Any grade CRS occurred in 66% of all pts receiving BT (4% grade 3-4). Any grade ICANS occurred in 36% of pts (7% grade 3-4). There were no differences in rates of CRS or ICANS by receipt of BT. Among pts receiving BT, 37% died related to lymphoma at a median 4.2 months post-infusion, 6 (1%) pts died due to CRS and/or ICANS, while the most common other cause of death was infection (5%). Among pts receiving BT, 404 (94%) pts were evaluable at 90 days post-infusion; objective response rate (ORR) was 49% and complete response (CR) rate was 40%.
BT was started at a median 4 days (IQR 1-9) after leukapheresis, while in 66 (15%) pts HT was employed at a median 19 days (IQR 10-30) before leukapheresis. There was no difference in PFS (p=0.34) or OS (0.49) among pts receiving HT vs BT. Pts receiving chemo as BT had inferior 12mo PFS (34%, 95%CI: 28-42%) compared to those who received non-chemo BT (44%, 95%CI: 38-51%). Among pts who received pola-based BT, 12mo PFS and OS did not differ based on addition of bendamustine to pola (p=0.43).
Factors associated with PFS on multivariable analysis (MVA) were elevated LDH pre-LDc (HR 2.3, p<0.01) and receipt of BT (HR 1.5, p<0.01). Factors associated with OS on MVA were ECOG PS (HR 1.7, p<0.01), elevated LDH pre-LDc (HR 2.0, p<0.01), primary refractory disease (HR 1.3, p=0.03), and history of CNS disease (HR 1.6, p<0.01). On MVA, after correcting for time-dependency, receipt of BT did not have a significant impact on OS.
Propensity-score matching (PSM) by baseline patient characteristics showed that pts receiving BT (n=223) had an inferior 12mo PFS of 39% (95%CI: 33-46%) compared to 55% (95%CI: 49-62) (p<0.01) in pts (n=223) not receiving BT. Matched pts receiving BT also had an inferior 12mo OS of 58% (95%CI: 52-65%) compared to 75% (95%CI: 69-81%) (p<0.01) in pts not receiving BT.
Conclusions In this large real-world analysis of BT practices and outcomes, pts receiving BT experienced inferior outcomes, even after PSM by baseline characteristics.
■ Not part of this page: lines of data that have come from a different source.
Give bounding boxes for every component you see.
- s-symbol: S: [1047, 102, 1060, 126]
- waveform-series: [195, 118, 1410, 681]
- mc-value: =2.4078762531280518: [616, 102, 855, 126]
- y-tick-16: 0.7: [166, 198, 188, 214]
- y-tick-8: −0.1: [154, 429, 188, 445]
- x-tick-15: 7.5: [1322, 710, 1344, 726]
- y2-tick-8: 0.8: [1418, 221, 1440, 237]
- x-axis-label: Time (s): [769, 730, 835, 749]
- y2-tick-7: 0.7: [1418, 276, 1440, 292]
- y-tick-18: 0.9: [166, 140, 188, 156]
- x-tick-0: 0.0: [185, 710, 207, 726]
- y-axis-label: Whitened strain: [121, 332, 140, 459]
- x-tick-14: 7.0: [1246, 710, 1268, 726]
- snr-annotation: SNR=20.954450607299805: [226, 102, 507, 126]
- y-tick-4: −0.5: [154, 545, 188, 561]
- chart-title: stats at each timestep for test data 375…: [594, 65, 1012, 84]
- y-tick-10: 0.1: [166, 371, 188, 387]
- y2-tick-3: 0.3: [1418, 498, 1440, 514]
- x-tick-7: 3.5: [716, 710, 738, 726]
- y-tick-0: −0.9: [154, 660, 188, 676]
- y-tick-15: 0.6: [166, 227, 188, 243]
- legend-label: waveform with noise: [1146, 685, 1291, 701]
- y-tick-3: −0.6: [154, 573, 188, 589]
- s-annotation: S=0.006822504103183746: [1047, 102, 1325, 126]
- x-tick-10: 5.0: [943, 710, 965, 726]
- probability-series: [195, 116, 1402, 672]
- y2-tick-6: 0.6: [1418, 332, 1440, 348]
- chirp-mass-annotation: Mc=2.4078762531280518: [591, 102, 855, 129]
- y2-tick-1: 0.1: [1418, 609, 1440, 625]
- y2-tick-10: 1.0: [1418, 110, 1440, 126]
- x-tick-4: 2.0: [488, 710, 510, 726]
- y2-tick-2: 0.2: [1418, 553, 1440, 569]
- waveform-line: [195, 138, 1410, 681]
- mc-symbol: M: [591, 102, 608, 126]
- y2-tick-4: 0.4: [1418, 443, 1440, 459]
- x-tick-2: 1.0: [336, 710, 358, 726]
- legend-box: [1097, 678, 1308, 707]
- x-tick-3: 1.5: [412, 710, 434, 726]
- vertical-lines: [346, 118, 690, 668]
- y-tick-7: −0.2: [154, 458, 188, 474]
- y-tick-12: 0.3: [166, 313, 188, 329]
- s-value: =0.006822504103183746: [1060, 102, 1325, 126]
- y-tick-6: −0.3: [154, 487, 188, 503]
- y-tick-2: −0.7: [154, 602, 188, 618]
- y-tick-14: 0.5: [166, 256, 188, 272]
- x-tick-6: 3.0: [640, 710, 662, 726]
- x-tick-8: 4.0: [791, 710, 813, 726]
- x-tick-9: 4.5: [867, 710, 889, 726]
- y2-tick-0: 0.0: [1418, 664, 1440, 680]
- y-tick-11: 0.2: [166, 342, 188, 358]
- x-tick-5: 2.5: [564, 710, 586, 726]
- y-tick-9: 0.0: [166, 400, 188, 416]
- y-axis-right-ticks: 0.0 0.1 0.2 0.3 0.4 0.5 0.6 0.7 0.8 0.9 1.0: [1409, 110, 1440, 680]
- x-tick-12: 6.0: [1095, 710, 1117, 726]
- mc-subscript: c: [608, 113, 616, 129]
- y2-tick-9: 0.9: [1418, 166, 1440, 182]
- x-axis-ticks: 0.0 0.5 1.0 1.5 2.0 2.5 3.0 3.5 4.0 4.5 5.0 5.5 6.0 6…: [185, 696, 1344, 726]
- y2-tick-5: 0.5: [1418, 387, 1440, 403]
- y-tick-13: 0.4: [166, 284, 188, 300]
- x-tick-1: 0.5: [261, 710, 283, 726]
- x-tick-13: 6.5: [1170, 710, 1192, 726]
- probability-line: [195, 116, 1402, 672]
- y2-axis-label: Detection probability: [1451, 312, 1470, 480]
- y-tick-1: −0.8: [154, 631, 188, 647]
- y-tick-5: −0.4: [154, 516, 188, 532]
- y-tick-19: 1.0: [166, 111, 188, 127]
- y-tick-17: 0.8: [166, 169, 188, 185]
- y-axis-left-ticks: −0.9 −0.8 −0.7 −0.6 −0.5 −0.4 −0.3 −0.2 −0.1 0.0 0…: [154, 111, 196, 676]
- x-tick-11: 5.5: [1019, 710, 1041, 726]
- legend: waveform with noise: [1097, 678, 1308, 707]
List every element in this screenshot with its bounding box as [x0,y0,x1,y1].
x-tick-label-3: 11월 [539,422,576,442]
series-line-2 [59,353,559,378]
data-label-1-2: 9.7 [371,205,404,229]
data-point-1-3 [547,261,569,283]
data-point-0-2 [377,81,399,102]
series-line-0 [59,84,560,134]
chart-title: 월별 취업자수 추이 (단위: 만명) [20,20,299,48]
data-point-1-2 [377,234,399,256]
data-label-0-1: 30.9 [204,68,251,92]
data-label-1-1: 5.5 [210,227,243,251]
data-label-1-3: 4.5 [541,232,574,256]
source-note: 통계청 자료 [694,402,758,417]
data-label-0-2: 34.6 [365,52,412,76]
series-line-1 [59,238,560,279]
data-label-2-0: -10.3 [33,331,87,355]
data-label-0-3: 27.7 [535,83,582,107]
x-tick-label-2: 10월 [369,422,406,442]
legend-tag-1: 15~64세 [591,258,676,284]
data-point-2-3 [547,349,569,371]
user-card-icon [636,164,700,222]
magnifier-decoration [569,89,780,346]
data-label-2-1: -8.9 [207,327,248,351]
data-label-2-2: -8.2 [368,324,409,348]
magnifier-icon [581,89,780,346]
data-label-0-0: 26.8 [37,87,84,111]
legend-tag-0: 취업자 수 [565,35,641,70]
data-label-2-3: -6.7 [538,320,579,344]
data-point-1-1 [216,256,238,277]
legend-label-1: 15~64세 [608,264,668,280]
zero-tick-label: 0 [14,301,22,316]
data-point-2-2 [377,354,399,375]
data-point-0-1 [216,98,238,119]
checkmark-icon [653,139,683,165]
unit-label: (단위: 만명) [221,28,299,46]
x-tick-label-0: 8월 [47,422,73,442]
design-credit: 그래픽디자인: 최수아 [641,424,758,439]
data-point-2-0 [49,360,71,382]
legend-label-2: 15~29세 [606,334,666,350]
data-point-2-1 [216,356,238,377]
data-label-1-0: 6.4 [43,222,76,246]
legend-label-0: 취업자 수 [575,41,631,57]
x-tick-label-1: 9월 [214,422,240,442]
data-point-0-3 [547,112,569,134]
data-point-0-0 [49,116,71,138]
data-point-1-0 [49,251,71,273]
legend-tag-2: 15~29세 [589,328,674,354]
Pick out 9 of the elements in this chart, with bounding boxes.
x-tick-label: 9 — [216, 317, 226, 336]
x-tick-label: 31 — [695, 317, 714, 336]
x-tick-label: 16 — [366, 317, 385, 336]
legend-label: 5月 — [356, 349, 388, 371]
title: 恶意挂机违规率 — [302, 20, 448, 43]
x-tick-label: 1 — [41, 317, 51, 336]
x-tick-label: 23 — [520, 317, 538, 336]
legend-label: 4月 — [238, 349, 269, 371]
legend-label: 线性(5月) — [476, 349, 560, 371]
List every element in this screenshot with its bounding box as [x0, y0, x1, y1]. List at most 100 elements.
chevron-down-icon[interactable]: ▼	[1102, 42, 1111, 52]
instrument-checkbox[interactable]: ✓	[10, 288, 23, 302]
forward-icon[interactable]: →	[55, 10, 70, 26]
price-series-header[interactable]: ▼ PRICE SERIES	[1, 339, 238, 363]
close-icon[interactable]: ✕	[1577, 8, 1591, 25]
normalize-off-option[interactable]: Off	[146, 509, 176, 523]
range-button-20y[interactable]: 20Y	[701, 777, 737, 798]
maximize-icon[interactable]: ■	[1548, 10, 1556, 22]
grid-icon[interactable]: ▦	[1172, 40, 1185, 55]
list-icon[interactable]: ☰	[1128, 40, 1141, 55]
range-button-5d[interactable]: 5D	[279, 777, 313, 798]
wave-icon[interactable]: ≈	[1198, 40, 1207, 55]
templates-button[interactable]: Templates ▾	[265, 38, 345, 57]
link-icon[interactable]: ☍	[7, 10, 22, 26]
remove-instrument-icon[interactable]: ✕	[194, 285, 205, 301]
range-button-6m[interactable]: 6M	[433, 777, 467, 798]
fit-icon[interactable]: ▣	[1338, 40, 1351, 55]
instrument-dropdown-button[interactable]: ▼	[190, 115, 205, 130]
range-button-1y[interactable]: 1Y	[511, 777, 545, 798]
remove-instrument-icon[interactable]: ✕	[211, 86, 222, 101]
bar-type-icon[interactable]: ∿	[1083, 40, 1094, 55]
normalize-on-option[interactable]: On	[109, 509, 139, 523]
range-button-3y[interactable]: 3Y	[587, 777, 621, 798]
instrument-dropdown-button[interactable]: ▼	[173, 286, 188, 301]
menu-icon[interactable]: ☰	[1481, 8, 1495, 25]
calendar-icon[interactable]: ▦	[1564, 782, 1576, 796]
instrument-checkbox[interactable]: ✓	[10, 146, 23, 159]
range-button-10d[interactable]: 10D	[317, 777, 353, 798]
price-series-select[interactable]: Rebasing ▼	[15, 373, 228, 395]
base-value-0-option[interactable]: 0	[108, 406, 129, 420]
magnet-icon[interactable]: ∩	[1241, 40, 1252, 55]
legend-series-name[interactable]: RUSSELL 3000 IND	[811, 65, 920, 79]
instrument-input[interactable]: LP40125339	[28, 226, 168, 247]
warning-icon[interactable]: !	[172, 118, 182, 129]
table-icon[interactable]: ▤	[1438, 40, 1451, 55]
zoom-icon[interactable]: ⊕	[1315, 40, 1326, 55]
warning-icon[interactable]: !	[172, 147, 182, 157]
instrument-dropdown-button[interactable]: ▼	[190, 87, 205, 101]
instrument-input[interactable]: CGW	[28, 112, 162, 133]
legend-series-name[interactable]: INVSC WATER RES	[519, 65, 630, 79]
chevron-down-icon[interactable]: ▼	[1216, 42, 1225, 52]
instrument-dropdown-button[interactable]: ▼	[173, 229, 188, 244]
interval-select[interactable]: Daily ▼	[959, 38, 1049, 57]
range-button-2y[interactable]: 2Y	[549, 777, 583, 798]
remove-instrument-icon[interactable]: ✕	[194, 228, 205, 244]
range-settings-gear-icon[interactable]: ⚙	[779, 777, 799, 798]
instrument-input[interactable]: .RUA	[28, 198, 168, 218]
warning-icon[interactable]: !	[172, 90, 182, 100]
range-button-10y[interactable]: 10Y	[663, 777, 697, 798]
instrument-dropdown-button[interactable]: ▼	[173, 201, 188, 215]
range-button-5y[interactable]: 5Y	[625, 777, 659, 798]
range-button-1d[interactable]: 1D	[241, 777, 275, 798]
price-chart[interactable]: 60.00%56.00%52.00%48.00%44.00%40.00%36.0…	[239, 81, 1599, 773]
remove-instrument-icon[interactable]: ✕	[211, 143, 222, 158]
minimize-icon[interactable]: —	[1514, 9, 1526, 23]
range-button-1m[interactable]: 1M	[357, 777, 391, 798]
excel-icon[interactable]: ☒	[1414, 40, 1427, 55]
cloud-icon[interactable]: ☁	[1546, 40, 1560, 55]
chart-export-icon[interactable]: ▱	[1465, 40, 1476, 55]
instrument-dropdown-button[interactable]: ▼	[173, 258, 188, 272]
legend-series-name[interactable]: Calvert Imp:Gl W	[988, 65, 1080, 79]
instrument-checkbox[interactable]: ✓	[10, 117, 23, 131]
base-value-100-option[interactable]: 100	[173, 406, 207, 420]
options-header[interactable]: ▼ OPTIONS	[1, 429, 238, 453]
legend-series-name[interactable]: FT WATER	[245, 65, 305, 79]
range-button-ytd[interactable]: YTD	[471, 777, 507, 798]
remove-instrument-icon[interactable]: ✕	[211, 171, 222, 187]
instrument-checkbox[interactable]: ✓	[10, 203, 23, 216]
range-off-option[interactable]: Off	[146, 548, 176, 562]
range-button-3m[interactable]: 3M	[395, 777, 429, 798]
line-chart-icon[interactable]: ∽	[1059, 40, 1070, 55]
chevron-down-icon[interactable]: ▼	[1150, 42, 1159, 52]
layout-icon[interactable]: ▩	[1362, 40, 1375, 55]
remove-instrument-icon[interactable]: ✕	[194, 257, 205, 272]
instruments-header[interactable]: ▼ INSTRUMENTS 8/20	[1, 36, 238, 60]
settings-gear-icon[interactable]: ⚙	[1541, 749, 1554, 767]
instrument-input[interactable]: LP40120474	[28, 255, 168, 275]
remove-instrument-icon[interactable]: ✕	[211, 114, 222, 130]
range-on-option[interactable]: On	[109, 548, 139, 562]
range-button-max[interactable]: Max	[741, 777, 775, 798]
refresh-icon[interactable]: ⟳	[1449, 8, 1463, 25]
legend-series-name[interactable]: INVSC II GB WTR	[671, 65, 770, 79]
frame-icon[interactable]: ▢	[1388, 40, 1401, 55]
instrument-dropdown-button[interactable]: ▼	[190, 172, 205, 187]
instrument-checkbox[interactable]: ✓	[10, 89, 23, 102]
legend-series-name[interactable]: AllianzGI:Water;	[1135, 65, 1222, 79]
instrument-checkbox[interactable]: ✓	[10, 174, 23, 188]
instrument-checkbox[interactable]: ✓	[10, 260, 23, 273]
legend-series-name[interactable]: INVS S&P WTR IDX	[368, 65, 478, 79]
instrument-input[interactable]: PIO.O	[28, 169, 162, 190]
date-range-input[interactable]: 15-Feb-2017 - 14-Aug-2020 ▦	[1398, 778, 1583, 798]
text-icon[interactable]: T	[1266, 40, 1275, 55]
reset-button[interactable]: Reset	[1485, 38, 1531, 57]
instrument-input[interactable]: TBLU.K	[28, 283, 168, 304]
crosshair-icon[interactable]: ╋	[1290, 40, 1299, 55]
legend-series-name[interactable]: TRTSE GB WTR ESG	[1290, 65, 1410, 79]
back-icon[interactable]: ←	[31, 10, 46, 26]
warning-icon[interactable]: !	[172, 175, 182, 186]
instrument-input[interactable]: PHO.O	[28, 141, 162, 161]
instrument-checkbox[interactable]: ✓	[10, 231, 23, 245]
Our analysis suggests that while receiving BT is an adverse prognostic factor, this is time-dependent at earlier times after CAR T cell therapy and may be a surrogate for more aggressive disease. In our subgroup analyses, non-chemo BT was associated with superior efficacy compared to chemo-based BT, and early institution of HT did not compromise CAR T efficacy. Exploration of novel BT modalities such as bispecific antibodies are warranted to further augment CAR T outcomes in pts receiving BT.